Nossa alegria diante de um sistema metafísico, nossa satisfação em presença de uma construção do pensamento, em que a organização espiritual do mundo se mostra num conjunto lógico, coerente a harmônico, sempre dependem eminentemente da estética; têm a mesma origem que o prazer, que a alta satisfação, sempre serena afinal, que a atividade artística nos proporciona quando cria a ordem e a forma a nos permite abranger com a vista o caos da vida, dando-lhe transparência.

A verdade e a beleza devem ser postas em relação; tomadas em si mesmas, sem o apoio que mutuamente se prestam, são valores muito instáveis.     A beleza que não se fundasse na verdade, que não pudesse apelar para ela, que não nascesse dela, não vivesse graças a ela, seria pura quimera - e "que é a verdade"? Tirados de um mundo de fenômenos, de uma visão do mundo submetida a múltiplas condições, nossos conceitos, como o discerne e o reconhece a filosofia crítica, não são para uso transcendente mas só imanente; esse material de nosso pensamento e, com maior razão, os juízos que nos permite construir, não são meios adequados para quem quer apreender a própria essência das coisas e a verdadeira conexão do mundo e da existência. Mesmo que, por uma experiência intimamente vivida, se determine mais convencida e mais convincentemente o que está na base dos fenômenos ainda não se terá trazido à luz a raiz das coisas.
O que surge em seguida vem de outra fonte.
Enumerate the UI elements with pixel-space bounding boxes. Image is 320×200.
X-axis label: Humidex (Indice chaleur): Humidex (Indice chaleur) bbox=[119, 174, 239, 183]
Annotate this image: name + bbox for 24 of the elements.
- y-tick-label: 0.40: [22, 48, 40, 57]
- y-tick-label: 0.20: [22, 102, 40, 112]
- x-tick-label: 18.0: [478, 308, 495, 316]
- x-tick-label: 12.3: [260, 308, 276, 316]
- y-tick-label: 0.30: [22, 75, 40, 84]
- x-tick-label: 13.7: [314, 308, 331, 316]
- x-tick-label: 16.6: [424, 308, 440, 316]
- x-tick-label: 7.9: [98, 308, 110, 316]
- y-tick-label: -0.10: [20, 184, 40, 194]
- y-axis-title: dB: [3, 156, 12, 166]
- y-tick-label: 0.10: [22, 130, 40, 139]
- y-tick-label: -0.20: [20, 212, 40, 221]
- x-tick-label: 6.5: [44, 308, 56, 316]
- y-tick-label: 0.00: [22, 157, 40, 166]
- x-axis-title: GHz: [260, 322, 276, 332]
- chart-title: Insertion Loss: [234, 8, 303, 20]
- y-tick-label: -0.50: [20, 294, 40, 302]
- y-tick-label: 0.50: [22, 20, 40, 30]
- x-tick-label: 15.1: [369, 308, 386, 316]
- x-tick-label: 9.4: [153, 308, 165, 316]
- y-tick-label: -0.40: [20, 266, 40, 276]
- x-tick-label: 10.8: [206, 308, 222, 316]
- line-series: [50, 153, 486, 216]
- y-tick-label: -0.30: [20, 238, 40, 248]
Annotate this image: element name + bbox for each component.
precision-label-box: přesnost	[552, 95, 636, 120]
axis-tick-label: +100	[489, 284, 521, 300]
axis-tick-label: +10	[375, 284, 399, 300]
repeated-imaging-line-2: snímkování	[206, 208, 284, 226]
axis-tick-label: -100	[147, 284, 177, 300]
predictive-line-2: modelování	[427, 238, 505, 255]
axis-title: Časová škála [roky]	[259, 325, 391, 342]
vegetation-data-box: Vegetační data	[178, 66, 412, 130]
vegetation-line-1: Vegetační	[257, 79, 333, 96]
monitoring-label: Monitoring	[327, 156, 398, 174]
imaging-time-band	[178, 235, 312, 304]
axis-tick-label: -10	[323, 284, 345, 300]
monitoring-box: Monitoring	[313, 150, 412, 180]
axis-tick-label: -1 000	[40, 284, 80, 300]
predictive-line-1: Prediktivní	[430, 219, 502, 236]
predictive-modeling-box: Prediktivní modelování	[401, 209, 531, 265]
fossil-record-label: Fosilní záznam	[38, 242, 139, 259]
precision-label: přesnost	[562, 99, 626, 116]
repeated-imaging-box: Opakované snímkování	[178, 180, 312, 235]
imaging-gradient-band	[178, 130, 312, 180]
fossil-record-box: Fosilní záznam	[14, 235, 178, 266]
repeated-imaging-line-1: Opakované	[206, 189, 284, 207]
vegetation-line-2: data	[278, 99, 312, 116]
Só isto encoraja o espírito humano a tentar este ensaio, que se lhe impõe a isto e o justifica; é a hipótese necessária de que também o nosso próprio ser, o nosso mais profundo Eu, é um elemento desse "substractum" do mundo, que aí deve ter raízes e que, por conseguinte, dele talvez se tirem alguns dados que permitam esclarecer a ligação do mundo dos fenômenos a da essência verdadeira das coisas.

A história do pensamento de Schopenhauer faz-nos remontar à fonte do conhecimento em que se abeberou o Ocidente, onde o espírito científico tanto quanto o senso artístico da Europa tem origem aonde se encontram ainda unidos: ela conduz a Platão. As coisas do mundo, ensinava o pensador grego, não têm existência verdadeira; sempre em "devenir", jamais são. Não valem como objetos do verdadeiro conhecimento, pois só existe conhecimento que é em si, por si e sem mudança; ora, em sua multiplicidade , na relatividade de seu ser de empréstimo, que bem se poderia chamar um não-ser, jamais podem ser senão o objeto de uma opinião provocada por uma sensação. São sombras. O que só é verdadeiramente, o que não cessa de ser, sem jamais se transformar nem se perder, são os arquétipos, realidades a que essas sombras correspondem, são as Ideias eternas, os protótipos de todas as coisas. Ignoram estes a multiplicidade, porque, por essência, cada um deles é único, é precisa- mente o original, cujas cópias ou sombras não são mais que coisas ostentando o mesmo nome que ele, coisas isoladas, perecíveis e semelhantes. As ideias não poderiam nascer nem desaparecer com eles, porque são intemporais e verdadeiramente "existentes". Para elas não há "devenir" nem aniquilamento, como para suas cópias caducas. Só delas, pois, há um conhecimento verdadeiro, como do que é, em todos os tempos e de todos os pontos de vista.

Ter espírito científico e preparar-se para a ciência é manifestamente subordinar à ideia a multiplicidade dos fenômenos, combinar somente com ela a verdade e a autêntica realidade e firmemente se ater à abstração contemplativa, à espiritualização do conhecimento. Por esta distinção de valor entre o fenômeno e a ideia, a matéria e o espírito, o mundo da aparência e o mundo da verdade, o temporal e o eterno, Platão representa um acontecimento prodigioso na história do espírito humano e, pois, na ordem da ciência e da moral.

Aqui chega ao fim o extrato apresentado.